Hanne çok güçlü bir kadın aslında. Başka birisi olsaydı bu acılara ve travmalara dayanamazdı diye düşünüyorum. Aslında madden varlıklı, hali vakti yerinde bir hayatı var. Elinin tersiyle bu hayatı reddediyor hakikate ulaşmak için. Çoğu insan yapamaz bunu. Yapamadığı için de bu dünya bu halde değil mi? Tasavvuf ister istemez bütün inananların bir yerinden dâhil olduğu bir yol, bir nefestir. Gösterdiği yolda gidenler, uğraşanlar şifa bulur ruhlarına ama zordur bu yoldan sapmadan devam edebilmek. Hanne bakalım bu yola çıkacak mı?

Hanne ve Antikacı romanlarınızda keyifli sinematografik sahneler var. Bunda aktör olmanızın etkisi var mı?

Oyunculuğumun yazarlığıma katkısı olduğunu Antikacı romanımdan sonra daha çok duymaya başladım. İnsanın hayatında yaşadıklarının, gördüklerinin eserlerinde ortaya çıkması doğal bir durum bence. Yönetmen ve oyuncu arkadaşlarım ile olan sohbetlerim, sektörde geçirdiğim zaman bana farklı dünyaların kapısını açtı. Artık romanlarımda betimlemeleri, sahneleri ve diyalogları bilinçsizce daha sinematografik kurguluyorum herhalde. Bunu bir yazarın kendisinin fark etmesi zor ama gelen yorumlar hep bu yönde. Farklı sanat dallarıyla uğraşmanın getirdiği bir kazanç olarak bakıyorum bu duruma ve buna şükrediyorum.

Yoğun olarak pek çok soru var romanınız ile alakalı en önemlisi ise Hanne’nin devamı gelecek mi?
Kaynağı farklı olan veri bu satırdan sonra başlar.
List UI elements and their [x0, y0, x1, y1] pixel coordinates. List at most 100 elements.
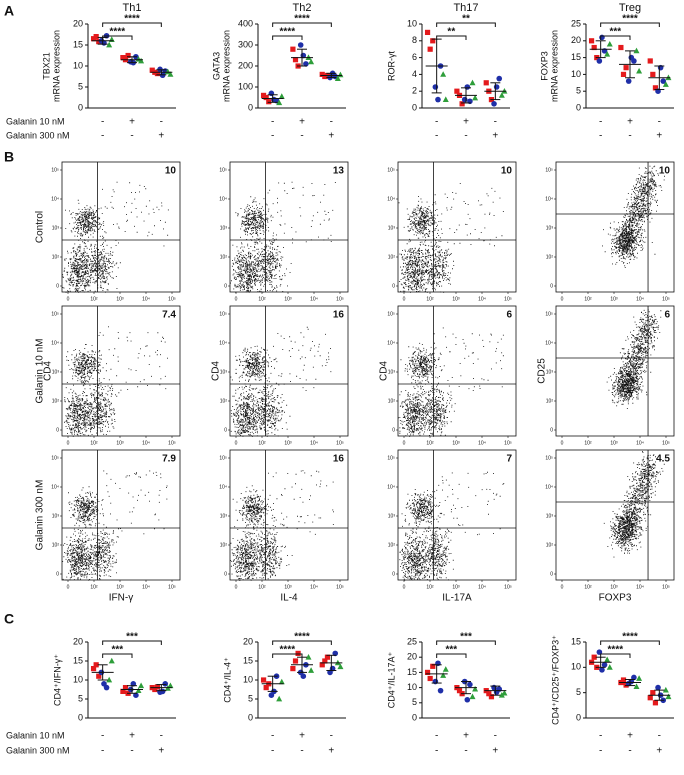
event-cloud [230, 326, 332, 437]
data-point [440, 71, 447, 77]
flow-x-tick-label: 0 [561, 440, 564, 446]
event-cloud [603, 451, 665, 558]
flow-x-tick-label: 10⁴ [636, 296, 644, 302]
data-point [164, 68, 171, 75]
flow-y-tick-label: 10² [220, 542, 228, 548]
y-tick-label: 15 [243, 655, 253, 665]
data-point [120, 688, 126, 694]
data-point [631, 58, 637, 64]
condition-sign: - [599, 746, 602, 757]
flow-y-tick-label: 10³ [52, 225, 60, 231]
condition-sign: - [435, 131, 438, 142]
data-point [130, 681, 137, 687]
data-point [260, 677, 267, 683]
data-point [324, 654, 331, 660]
flow-x-tick-label: 10⁴ [142, 296, 150, 302]
flow-y-tick-label: 0 [56, 571, 59, 577]
data-point [432, 84, 439, 90]
data-point [106, 41, 113, 48]
y-tick-label: 5 [412, 697, 417, 707]
flow-y-tick-label: 10² [388, 254, 396, 260]
data-point [337, 663, 344, 670]
data-point [652, 85, 659, 91]
quadrant-percent: 7.9 [162, 454, 176, 465]
y-tick-label: 5 [78, 81, 83, 91]
flow-y-tick-label: 10⁵ [51, 167, 59, 173]
event-cloud [398, 327, 504, 437]
condition-sign: - [101, 131, 104, 142]
significance-label: *** [445, 645, 457, 656]
data-point [636, 67, 643, 74]
flow-y-tick-label: 10³ [220, 513, 228, 519]
flow-x-tick-label: 10⁴ [478, 296, 486, 302]
y-axis-label: CD4⁺/IL-17A⁺ [386, 651, 396, 708]
data-point [152, 686, 158, 693]
panel-letter: B [4, 149, 14, 165]
quadrant-percent: 6 [506, 310, 512, 321]
data-point [591, 654, 597, 660]
data-point [303, 61, 309, 67]
event-cloud [62, 181, 169, 293]
y-tick-label: 15 [571, 52, 581, 62]
flow-x-tick-label: 0 [67, 296, 70, 302]
flow-x-tick-label: 10³ [610, 296, 618, 302]
flow-x-tick-label: 10⁴ [636, 584, 644, 590]
data-point [498, 92, 505, 98]
data-point [493, 84, 500, 90]
y-tick-label: 200 [238, 60, 253, 70]
data-point [501, 689, 508, 696]
flow-plot-frame [397, 449, 517, 581]
flow-y-tick-label: 10² [220, 398, 228, 404]
chart-title: Th1 [123, 2, 142, 14]
condition-sign: + [299, 731, 305, 742]
flow-y-tick-label: 0 [392, 283, 395, 289]
flow-y-tick-label: 10² [388, 398, 396, 404]
y-tick-label: 0 [248, 712, 253, 722]
data-point [591, 44, 597, 51]
flow-plot-frame [555, 449, 675, 581]
flow-y-tick-label: 10⁴ [219, 196, 227, 202]
significance-bracket [102, 653, 133, 658]
flow-x-tick-label: 10² [426, 584, 434, 590]
flow-y-tick-label: 10³ [546, 225, 554, 231]
significance-bracket [436, 653, 467, 658]
significance-bracket [272, 640, 332, 645]
data-point [424, 669, 431, 675]
event-cloud [64, 326, 168, 437]
condition-sign: - [271, 731, 274, 742]
significance-bracket [436, 22, 496, 27]
event-cloud [602, 165, 665, 268]
significance-bracket [600, 653, 631, 658]
flow-y-tick-label: 10⁵ [51, 311, 59, 317]
flow-x-tick-label: 10² [258, 296, 266, 302]
y-axis-label: mRNA expression [549, 30, 559, 102]
data-point [464, 696, 471, 703]
data-point [442, 96, 449, 102]
y-tick-label: 0 [412, 102, 417, 112]
y-tick-label: 15 [571, 636, 581, 646]
flow-y-tick-label: 10⁵ [219, 167, 227, 173]
flow-x-tick-label: 10⁵ [504, 584, 512, 590]
flow-plot-frame [555, 305, 675, 437]
y-tick-label: 10 [571, 662, 581, 672]
y-tick-label: 10 [73, 674, 83, 684]
event-cloud [230, 181, 336, 293]
flow-y-axis-label: CD4 [379, 361, 390, 381]
flow-plot-frame [397, 161, 517, 293]
flow-y-tick-label: 10⁵ [219, 455, 227, 461]
data-point [93, 34, 99, 40]
data-point [596, 58, 603, 64]
y-axis-label: ROR-γt [386, 51, 396, 81]
data-point [491, 101, 497, 107]
event-cloud [230, 470, 334, 581]
condition-sign: + [492, 131, 498, 142]
data-point [486, 691, 492, 697]
y-tick-label: 15 [73, 39, 83, 49]
flow-y-tick-label: 10³ [388, 513, 396, 519]
flow-y-axis-label: CD25 [537, 358, 548, 384]
flow-plot-frame [397, 305, 517, 437]
flow-x-tick-label: 10⁵ [168, 440, 176, 446]
data-point [322, 658, 328, 664]
y-tick-label: 15 [407, 667, 417, 677]
flow-plot-frame [229, 449, 349, 581]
İnsanların Hanne’yi ne kadar çok sevdiğini gösteriyor bu durum. Açık konuşayım ben de merak ediyorum gerçekten. Hanne’nin romanın bitişinden sonra ne yaptığını, bilmiyorum. Öğrenmek isterdim ben de. Hanne yaşamına devam ediyor bir yerlerde, yalnız bıraktım onu şimdilik. Bilemeyiz, belki bir gün başka bir yerde karşımıza çıkar.